Dalam sebuah hadits yang diriwayatkan oleh Abu Hurairah bahwasanya Nabi Saw melarang puasa pada dua hari, yaitu : Idul Fitri dan Idul Adha (HR. Muslim).
Sedangkan saudara kita Nahdiyin dan juga Pemerintah telah menetapkan bahwa hari raya jatuh pada hari Sabtu, 21 Maret 2026.
Perbedaan penetapan 1 Syawal ini bukanlah hal yang baru, setiap tahun selalu menghadirkan reaksi yang sama ‘perdebatan’ ; terutama di media sosial.
Perbedaan penentuan hari raya ini, berbeda karena dasar penetapannya. Keduanya memiliki dasar syar’i yang kuat.
Muhammadiyah berdasarkan HISAB (Perhitungan astronomi untuk menentukan posisi bulan), berdasarkan firman ALLOH SWT pada QS. Ar-Rahman: 5 ” Matahari dan bulan (beredar) sesuai dengan perhitungan.”
Sedangkan Pemerintah dan Nahdiyin berdasarkan RUKYAT : Pengamatan langsung hilal (bulan sabit pertama), berdasarkan hadits Nabi Saw :” Berpuasalah kalian karena melihat hilal dan berbukalah karena melihatnya.” (HR. Bukhari dan Muslim).
Dua dalil itu menunjukkan Islam memberi ruang pendekatan baik melalui observasi maupun analisa (perhitungan).
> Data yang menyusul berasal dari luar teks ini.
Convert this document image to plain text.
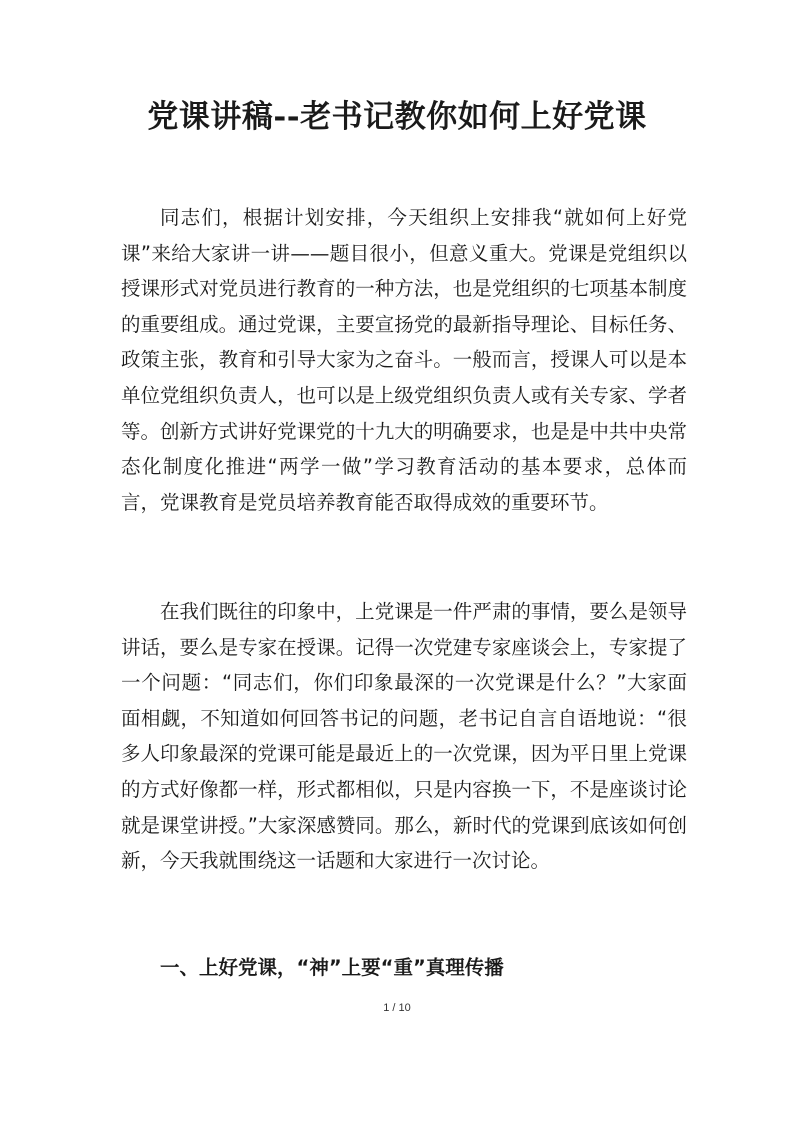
党课讲稿--老书记教你如何上好党课

同志们，根据计划安排，今天组织上安排我“就如何上好党课”来给大家讲一讲——题目很小，但意义重大。党课是党组织以授课形式对党员进行教育的一种方法，也是党组织的七项基本制度的重要组成。通过党课，主要宣扬党的最新指导理论、目标任务、政策主张，教育和引导大家为之奋斗。一般而言，授课人可以是本单位党组织负责人，也可以是上级党组织负责人或有关专家、学者等。创新方式讲好党课党的十九大的明确要求，也是是中共中央常态化制度化推进“两学一做”学习教育活动的基本要求，总体而言，党课教育是党员培养教育能否取得成效的重要环节。

在我们既往的印象中，上党课是一件严肃的事情，要么是领导讲话，要么是专家在授课。记得一次党建专家座谈会上，专家提了一个问题：“同志们，你们印象最深的一次党课是什么？”大家面面相觑，不知道如何回答书记的问题，老书记自言自语地说：“很多人印象最深的党课可能是最近上的一次党课，因为平日里上党课的方式好像都一样，形式都相似，只是内容换一下，不是座谈讨论就是课堂讲授。”大家深感赞同。那么，新时代的党课到底该如何创新，今天我就围绕这一话题和大家进行一次讨论。

一、上好党课，“神”上要“重”真理传播
1 / 10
Perbedaan yang muncul bukanlah penyimpangan, melainkan hasil dari ijtihad.
Bagaimana di jaman Nabi Saw?
Perbedaan hari raya pernah terjadi di jaman Nabi Saw. Hal ini disebabkan tidak ada orang yang melihat hilal, sehingga puasa digenapkan 30 hari.
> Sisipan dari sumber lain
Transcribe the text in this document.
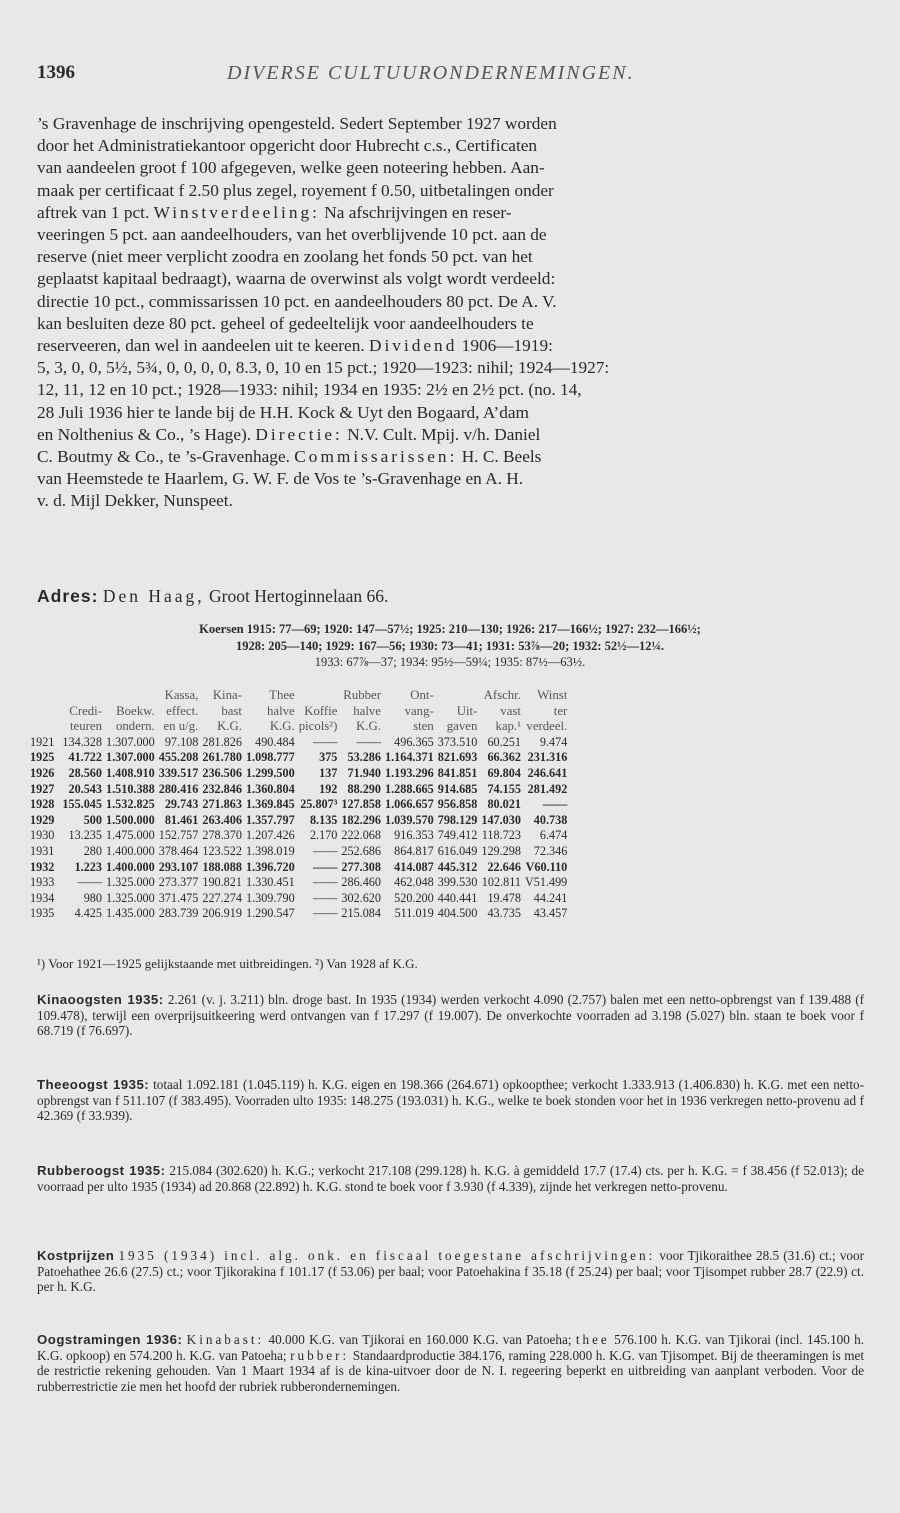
1396	DIVERSE CULTUURONDERNEMINGEN.
’s Gravenhage de inschrijving opengesteld. Sedert September 1927 worden
door het Administratiekantoor opgericht door Hubrecht c.s., Certificaten
van aandeelen groot f 100 afgegeven, welke geen noteering hebben. Aan-
maak per certificaat f 2.50 plus zegel, royement f 0.50, uitbetalingen onder
aftrek van 1 pct. Winstverdeeling: Na afschrijvingen en reser-
veeringen 5 pct. aan aandeelhouders, van het overblijvende 10 pct. aan de
reserve (niet meer verplicht zoodra en zoolang het fonds 50 pct. van het
geplaatst kapitaal bedraagt), waarna de overwinst als volgt wordt verdeeld:
directie 10 pct., commissarissen 10 pct. en aandeelhouders 80 pct. De A. V.
kan besluiten deze 80 pct. geheel of gedeeltelijk voor aandeelhouders te
reserveeren, dan wel in aandeelen uit te keeren. Dividend 1906—1919:
5, 3, 0, 0, 5½, 5¾, 0, 0, 0, 0, 8.3, 0, 10 en 15 pct.; 1920—1923: nihil; 1924—1927:
12, 11, 12 en 10 pct.; 1928—1933: nihil; 1934 en 1935: 2½ en 2½ pct. (no. 14,
28 Juli 1936 hier te lande bij de H.H. Kock & Uyt den Bogaard, A’dam
en Nolthenius & Co., ’s Hage). Directie: N.V. Cult. Mpij. v/h. Daniel
C. Boutmy & Co., te ’s-Gravenhage. Commissarissen: H. C. Beels
van Heemstede te Haarlem, G. W. F. de Vos te ’s-Gravenhage en A. H.
v. d. Mijl Dekker, Nunspeet.
Adres: Den Haag, Groot Hertoginnelaan 66.
Koersen 1915: 77—69; 1920: 147—57½; 1925: 210—130; 1926: 217—166½; 1927: 232—166½;
1928: 205—140; 1929: 167—56; 1930: 73—41; 1931: 53⅞—20; 1932: 52½—12¼.
1933: 67⅞—37; 1934: 95½—59¼; 1935: 87½—63½.
			Kassa,	Kina-	Thee		Rubber	Ont-		Afschr.	Winst
	Credi-	Boekw.	effect.	bast	halve	Koffie	halve	vang-	Uit-	vast	ter
	teuren	ondern.	en u/g.	K.G.	K.G.	picols²)	K.G.	sten	gaven	kap.¹	verdeel.
1921	134.328	1.307.000	97.108	281.826	490.484	——	——	496.365	373.510	60.251	9.474
1925	41.722	1.307.000	455.208	261.780	1.098.777	375	53.286	1.164.371	821.693	66.362	231.316
1926	28.560	1.408.910	339.517	236.506	1.299.500	137	71.940	1.193.296	841.851	69.804	246.641
1927	20.543	1.510.388	280.416	232.846	1.360.804	192	88.290	1.288.665	914.685	74.155	281.492
1928	155.045	1.532.825	29.743	271.863	1.369.845	25.807³	127.858	1.066.657	956.858	80.021	——
1929	500	1.500.000	81.461	263.406	1.357.797	8.135	182.296	1.039.570	798.129	147.030	40.738
1930	13.235	1.475.000	152.757	278.370	1.207.426	2.170	222.068	916.353	749.412	118.723	6.474
1931	280	1.400.000	378.464	123.522	1.398.019	——	252.686	864.817	616.049	129.298	72.346
1932	1.223	1.400.000	293.107	188.088	1.396.720	——	277.308	414.087	445.312	22.646	V60.110
1933	——	1.325.000	273.377	190.821	1.330.451	——	286.460	462.048	399.530	102.811	V51.499
1934	980	1.325.000	371.475	227.274	1.309.790	——	302.620	520.200	440.441	19.478	44.241
1935	4.425	1.435.000	283.739	206.919	1.290.547	——	215.084	511.019	404.500	43.735	43.457
¹) Voor 1921—1925 gelijkstaande met uitbreidingen. ²) Van 1928 af K.G.
Kinaoogsten 1935: 2.261 (v. j. 3.211) bln. droge bast. In 1935 (1934) werden verkocht 4.090 (2.757) balen met een netto-opbrengst van f 139.488 (f 109.478), terwijl een overprijsuitkeering werd ontvangen van f 17.297 (f 19.007). De onverkochte voorraden ad 3.198 (5.027) bln. staan te boek voor f 68.719 (f 76.697).
Theeoogst 1935: totaal 1.092.181 (1.045.119) h. K.G. eigen en 198.366 (264.671) opkoopthee; verkocht 1.333.913 (1.406.830) h. K.G. met een netto-opbrengst van f 511.107 (f 383.495). Voorraden ulto 1935: 148.275 (193.031) h. K.G., welke te boek stonden voor het in 1936 verkregen netto-provenu ad f 42.369 (f 33.939).
Rubberoogst 1935: 215.084 (302.620) h. K.G.; verkocht 217.108 (299.128) h. K.G. à gemiddeld 17.7 (17.4) cts. per h. K.G. = f 38.456 (f 52.013); de voorraad per ulto 1935 (1934) ad 20.868 (22.892) h. K.G. stond te boek voor f 3.930 (f 4.339), zijnde het verkregen netto-provenu.
Kostprijzen 1935 (1934) incl. alg. onk. en fiscaal toegestane afschrijvingen: voor Tjikoraithee 28.5 (31.6) ct.; voor Patoehathee 26.6 (27.5) ct.; voor Tjikorakina f 101.17 (f 53.06) per baal; voor Patoehakina f 35.18 (f 25.24) per baal; voor Tjisompet rubber 28.7 (22.9) ct. per h. K.G.
Oogstramingen 1936: Kinabast: 40.000 K.G. van Tjikorai en 160.000 K.G. van Patoeha; thee 576.100 h. K.G. van Tjikorai (incl. 145.100 h. K.G. opkoop) en 574.200 h. K.G. van Patoeha; rubber: Standaardproductie 384.176, raming 228.000 h. K.G. van Tjisompet. Bij de theeramingen is met de restrictie rekening gehouden. Van 1 Maart 1934 af is de kina-uitvoer door de N. I. regeering beperkt en uitbreiding van aanplant verboden. Voor de rubberrestrictie zie men het hoofd der rubriek rubberondernemingen.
Kisah itu diketahui saat sahabat Kuraib diutus menemui Muawiyah di Syam, di Syam ia telah melihat hilal pada malam Jum’at, Saat Kuraib kembali ke Madinah pada akhir ramadhan, ia ditanya oleh Ibnu Abbas perihal melihat hilal (HR. Muslim, Abu Dawud, Nasai, Tirmidzi dll)
Di Syam, hilal terlihat malam Jum’at, sedangkan di Madinah terlihat malam Sabtu, sehingga puasanya digenapkan 30 hari. Padahal jarak Syam (Palestina/Suriah/Lebanon) dam Madinah relatif dekat, sekitar 1.100 km. Namun penetapan hari raya Idul Fitri nya berbeda.